Thursday, June 30, 2016
100 Year Anniversary of the Battle of the Somme
Books about WWI sit on my bookshelves, I read them for research, and every time I look at them I am in awe of what those men and women went through - the first world war.
It was a time of new awakenings. The world had never experienced anything on such a grand scale before. Wars had been fought before, but they were country against country. This time, this war, it was united armies fighting across vast areas, something not ever seen or done in history.
I can't imagine, or though I do try, how the people felt at this time. Each side believed it was in the right. I don't get into the politics of that era. I believe that unless you lived in that period with the mind set belonging to that era, then we can only surmise how they thought and why.
I prefer to concentrate on the effects of what was happening to the common people.
When I am writing about the war in my stories, I hope I can capture the feeling of what it was like to be in that world at that time.

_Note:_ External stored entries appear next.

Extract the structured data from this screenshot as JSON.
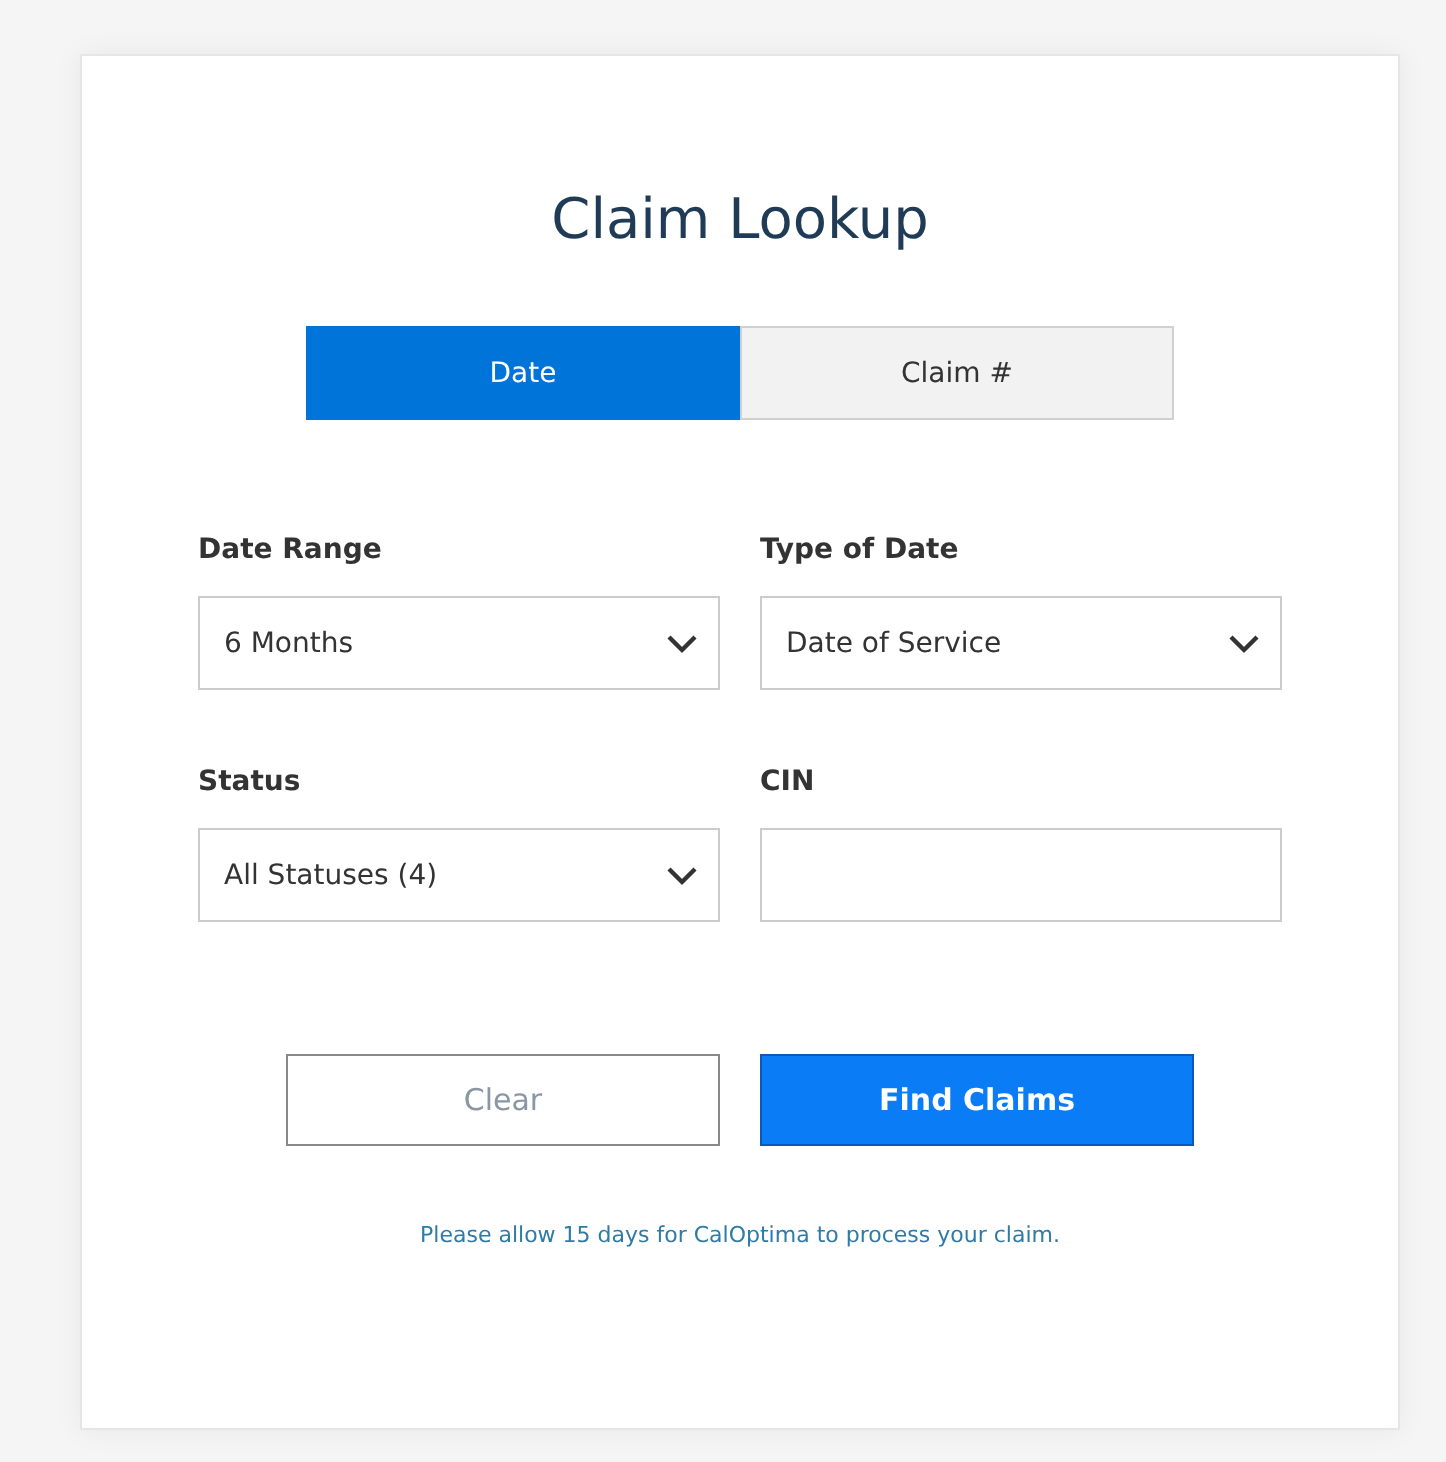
{
  "title": "Claim Lookup",
  "tabs": [
    {
      "label": "Date",
      "selected": true
    },
    {
      "label": "Claim #",
      "selected": false
    }
  ],
  "fields": [
    {
      "label": "Date Range",
      "kind": "select",
      "value": "6 Months"
    },
    {
      "label": "Type of Date",
      "kind": "select",
      "value": "Date of Service"
    },
    {
      "label": "Status",
      "kind": "select",
      "value": "All Statuses (4)"
    },
    {
      "label": "CIN",
      "kind": "text"
    }
  ],
  "buttons": [
    {
      "label": "Clear",
      "kind": "secondary"
    },
    {
      "label": "Find Claims",
      "kind": "primary"
    }
  ],
  "note": "Please allow 15 days for CalOptima to process your claim."
}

There was fear, certainly, but also hope and belief in that they were all fighting for the right cause.
My research is based on the English and Australian people and armies. I am Australian born to English parents and I've attended many ANZAC parades and services on ANZAC day in Australia. However, my heritage is completely British and Irish. I had ancestors who fought and died in WWI. I was amazed to find, while researching my family's genealogy, that one my mother's side, there were great + uncles who fought - six brothers from West Yorkshire went to war, and surprisingly four came home as far as I can find out by the records so far. They bet the odds, but still, that family, my family, lost two, maybe three, young men.

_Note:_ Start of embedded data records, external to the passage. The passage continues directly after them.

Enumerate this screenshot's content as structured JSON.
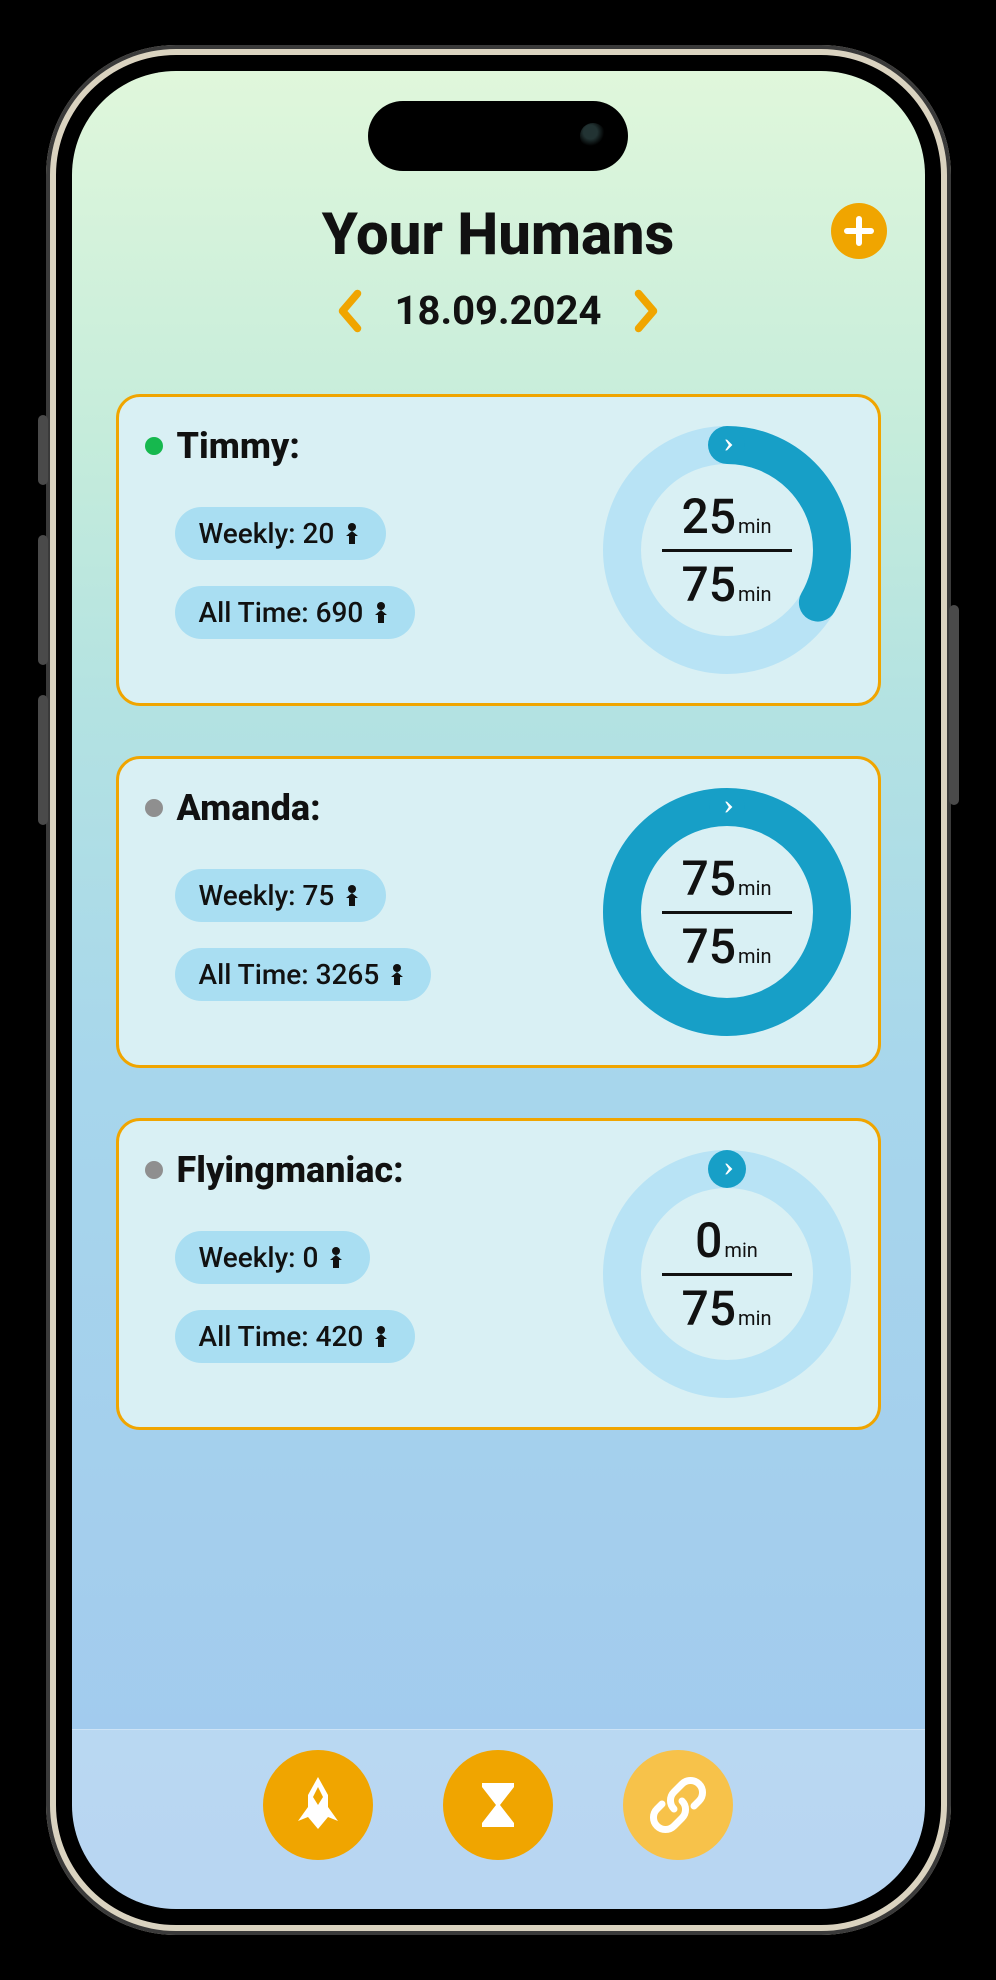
{
  "colors": {
    "accent": "#f0a500",
    "ringTrack": "#b8e3f5",
    "ringProgress": "#179fc7",
    "pill": "#a9def2",
    "cardBg": "#d9f0f4",
    "online": "#16b84e",
    "offline": "#8f8f8f"
  },
  "header": {
    "title": "Your Humans",
    "date": "18.09.2024"
  },
  "labels": {
    "weeklyPrefix": "Weekly: ",
    "allTimePrefix": "All Time: ",
    "minUnit": "min"
  },
  "humans": [
    {
      "name": "Timmy:",
      "status": "online",
      "weekly": 20,
      "allTime": 690,
      "usedMin": 25,
      "totalMin": 75
    },
    {
      "name": "Amanda:",
      "status": "offline",
      "weekly": 75,
      "allTime": 3265,
      "usedMin": 75,
      "totalMin": 75
    },
    {
      "name": "Flyingmaniac:",
      "status": "offline",
      "weekly": 0,
      "allTime": 420,
      "usedMin": 0,
      "totalMin": 75
    }
  ],
  "nav": {
    "items": [
      "rocket",
      "hourglass",
      "link"
    ]
  }
}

Alfred Ellis - King's Own Yorkshire Light Infantry
Died - 2 May 1915
Arthur Ellis - King's Own Yorkshire Light Infantry
Died - 1 July 1916
Arthur died on the first day at the Battle of the Somme. One of the worst battled with the biggest loss of men in British military history. You can find out more about the battle here.

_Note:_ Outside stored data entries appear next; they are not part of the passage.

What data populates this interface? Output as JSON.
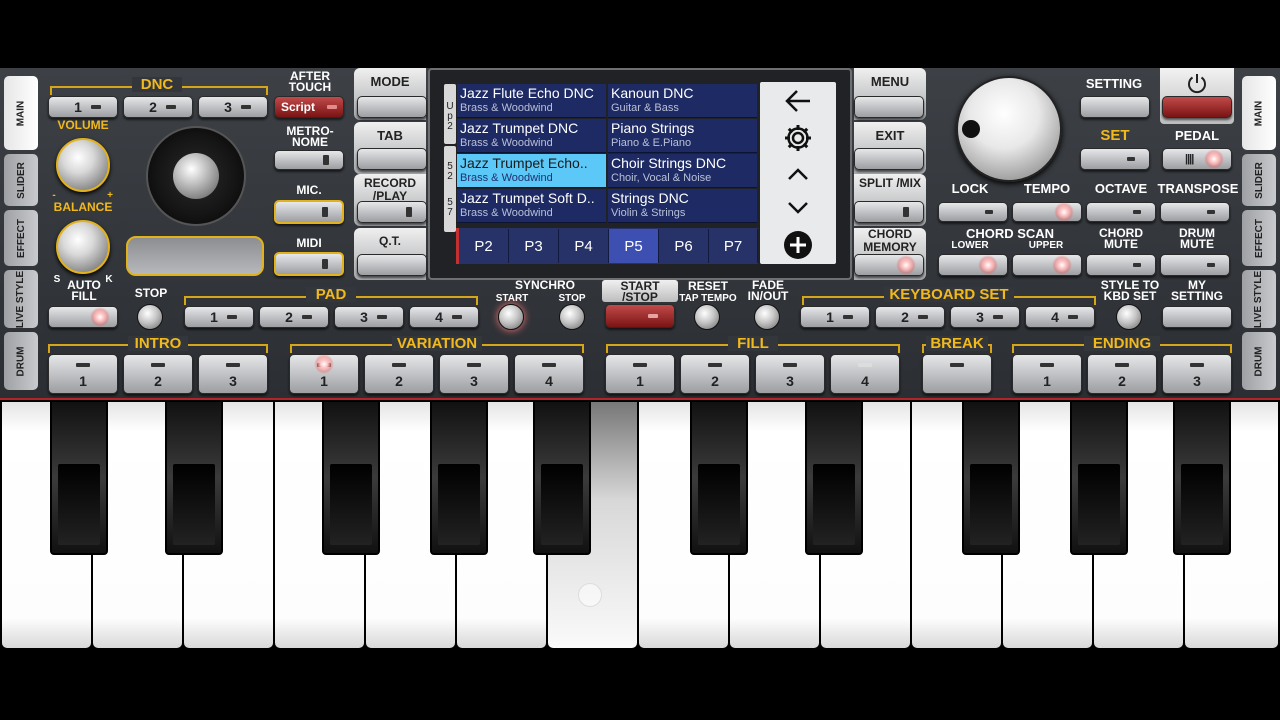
{
  "tabs_left": [
    "MAIN",
    "SLIDER",
    "EFFECT",
    "LIVE STYLE",
    "DRUM"
  ],
  "tabs_right": [
    "MAIN",
    "SLIDER",
    "EFFECT",
    "LIVE STYLE",
    "DRUM"
  ],
  "dnc": {
    "label": "DNC",
    "buttons": [
      "1",
      "2",
      "3"
    ]
  },
  "after_touch": {
    "label": "AFTER TOUCH",
    "script": "Script"
  },
  "metronome": "METRO- NOME",
  "mic": "MIC.",
  "midi": "MIDI",
  "volume": "VOLUME",
  "balance": "BALANCE",
  "s_mark": "S",
  "k_mark": "K",
  "minus_mark": "-",
  "plus_mark": "+",
  "left_menu": [
    "MODE",
    "TAB",
    "RECORD /PLAY",
    "Q.T."
  ],
  "right_menu": [
    "MENU",
    "EXIT",
    "SPLIT /MIX",
    "CHORD MEMORY"
  ],
  "up_side": {
    "text": "Up 2",
    "lines": [
      "U",
      "p",
      "2"
    ]
  },
  "num_side": {
    "text": "52 57",
    "lines": [
      "5",
      "2",
      "5",
      "7"
    ]
  },
  "styles": [
    {
      "name": "Jazz Flute Echo DNC",
      "category": "Brass & Woodwind"
    },
    {
      "name": "Kanoun DNC",
      "category": "Guitar & Bass"
    },
    {
      "name": "Jazz Trumpet DNC",
      "category": "Brass & Woodwind"
    },
    {
      "name": "Piano Strings",
      "category": "Piano & E.Piano"
    },
    {
      "name": "Jazz Trumpet Echo..",
      "category": "Brass & Woodwind"
    },
    {
      "name": "Choir Strings DNC",
      "category": "Choir, Vocal & Noise"
    },
    {
      "name": "Jazz Trumpet Soft D..",
      "category": "Brass & Woodwind"
    },
    {
      "name": "Strings DNC",
      "category": "Violin & Strings"
    }
  ],
  "pages": [
    "P2",
    "P3",
    "P4",
    "P5",
    "P6",
    "P7"
  ],
  "active_page": "P5",
  "top_right": {
    "setting": "SETTING",
    "set": "SET",
    "pedal": "PEDAL",
    "lock": "LOCK",
    "tempo": "TEMPO",
    "octave": "OCTAVE",
    "transpose": "TRANSPOSE",
    "chord_scan": "CHORD SCAN",
    "lower": "LOWER",
    "upper": "UPPER",
    "chord_mute": "CHORD MUTE",
    "drum_mute": "DRUM MUTE"
  },
  "row3": {
    "auto_fill": "AUTO FILL",
    "stop": "STOP",
    "pad": "PAD",
    "pad_buttons": [
      "1",
      "2",
      "3",
      "4"
    ],
    "synchro": "SYNCHRO",
    "synchro_start": "START",
    "synchro_stop": "STOP",
    "start_stop": "START /STOP",
    "reset": "RESET",
    "tap_tempo": "TAP TEMPO",
    "fade": "FADE IN/OUT",
    "keyboard_set": "KEYBOARD SET",
    "kbd_buttons": [
      "1",
      "2",
      "3",
      "4"
    ],
    "style_to_kbd": "STYLE TO KBD SET",
    "my_setting": "MY SETTING"
  },
  "row4": {
    "intro": {
      "label": "INTRO",
      "buttons": [
        "1",
        "2",
        "3"
      ]
    },
    "variation": {
      "label": "VARIATION",
      "buttons": [
        "1",
        "2",
        "3",
        "4"
      ]
    },
    "fill": {
      "label": "FILL",
      "buttons": [
        "1",
        "2",
        "3",
        "4"
      ]
    },
    "break": {
      "label": "BREAK"
    },
    "ending": {
      "label": "ENDING",
      "buttons": [
        "1",
        "2",
        "3"
      ]
    }
  },
  "colors": {
    "accent_gold": "#f2b91c",
    "selected_cell": "#5cc8f7",
    "cell_bg": "#1d2a63",
    "red_button": "#9b2323"
  },
  "icons": [
    "arrow-left-icon",
    "gear-icon",
    "chevron-up-icon",
    "chevron-down-icon",
    "plus-circle-icon",
    "power-icon"
  ]
}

WWI is, without doubt, a changing point in history. A time when women were asked to take the roles only held by men. Women worked in factories, on the land, learned to drive ambulances, became battlefield nurses. They stood up and were accounted for. No longer told to stay by the kitchen sink and look after the children, they had a job to do - they kept the country going.
Strong women and brave men.
We, the future generations, should be so proud of them, our ancestors, for fighting to stay alive, both at home and on the battlefield.
As the years roll by and WWI becomes even more distant, a mere event in history, we should never forget such courageous people who suffered, who buckled down, who stuck together, who got on with the job they were asked to do. They saved us from tyranny. They saved us from invasion. They fought for their country to keep it safe and free.
We should never ever forget their sacrifices.
We should, and always continue to, educate the younger generations that they live this wonderful carefree existence because of the people who fought, and those that died - for us.